The magnetic refrigeration technology with enhanced energy efficiency, improved safety and better environmental sustainability has emerged as a viable alternative to conventional gas-compression refrigeration. This talk provides an overview of our recent advances in developing and optimizing magnetocaloric materials for applications in refrigerators operating at ambient temperatures and for cryogenic conditions (hydrogen liquefaction). We elucidate our trajectory from laboratory research to industrial implementation of the various classes of magnetocaloric materials (rare-earth (R) metals and alloys such as Gd and La(FeSi)₁₃, Heusler alloys, Laves phases such as RCo₂, R₂In, etc.). Key issues to be discussed include achieving maximum adiabatic temperature change and isothermal magnetic entropy change, reducing thermal hysteresis in materials first-order magneto-structural transitions, enhancing thermal conductivity and corrosion resistance, and improving durability and scalability [1-5]. The talk will also introduce the first commercially available permanent magnet-based drink cooler Polaris with 85 W and the supermarket display cooler Eclipse with 1 kW cooling power.

1. W. Liu et al., A matter of performance and criticality: A review of rare-earth-based magnetocaloric intermetallic compounds for hydrogen liquefaction. J. Alloys Compd. 995, (2024) 174612
2. W. Liu et al., Designing magnetocaloric materials for hydrogen liquefaction with light rare-earth Laves phases. J. Phys. Energy 5, (2023) 034001 (2023)

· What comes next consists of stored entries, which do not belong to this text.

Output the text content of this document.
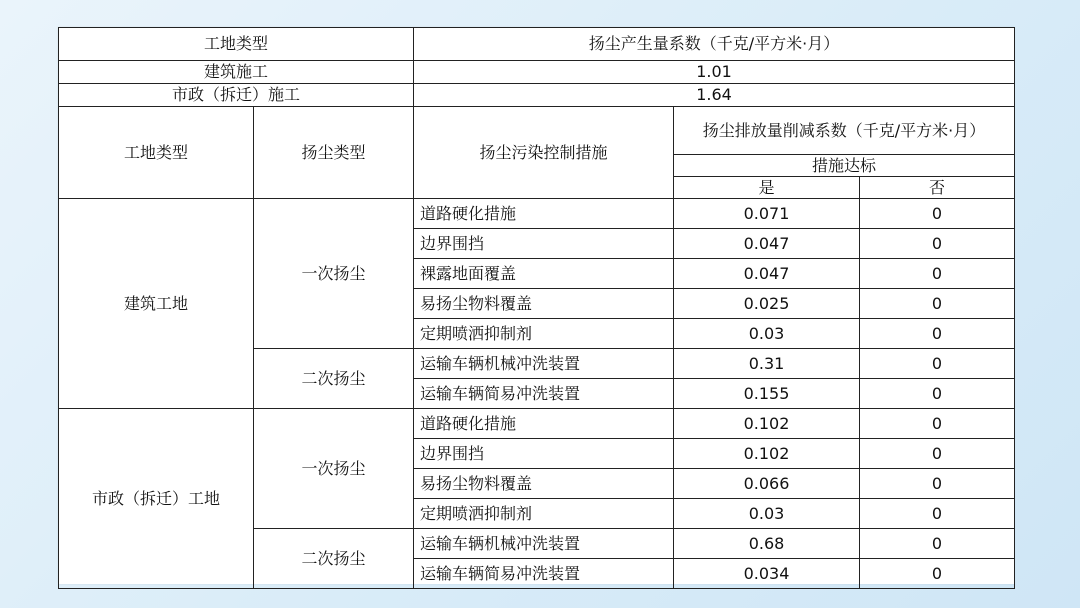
工地类型		扬尘产生量系数（千克/平方米·月）		
建筑施工		1.01		
市政（拆迁）施工		1.64		
工地类型	扬尘类型	扬尘污染控制措施	扬尘排放量削减系数（千克/平方米·月）	
			措施达标	
			是	否
建筑工地	一次扬尘	道路硬化措施	0.071	0
		边界围挡	0.047	0
		裸露地面覆盖	0.047	0
		易扬尘物料覆盖	0.025	0
		定期喷洒抑制剂	0.03	0
	二次扬尘	运输车辆机械冲洗装置	0.31	0
		运输车辆简易冲洗装置	0.155	0
市政（拆迁）工地	一次扬尘	道路硬化措施	0.102	0
		边界围挡	0.102	0
		易扬尘物料覆盖	0.066	0
		定期喷洒抑制剂	0.03	0
	二次扬尘	运输车辆机械冲洗装置	0.68	0
		运输车辆简易冲洗装置	0.034	0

3. K. P. Skokov et al, A multi-stage, first-order phase transition in LaFe11.8Si1.2: Interplay between the structural, magnetic, and electronic degrees of freedom. Appl. Phys. Rev. (2023) 10, (2023) 031408
4. N. Weiß et al, Stable Operation of Copper-Protected La(FeMnSi)13Hy Regenerators in a Magnetic Cooling Unit, ACS Applied Engineering Materials 3 (2025) 2565.
5. https://magnotherm.com/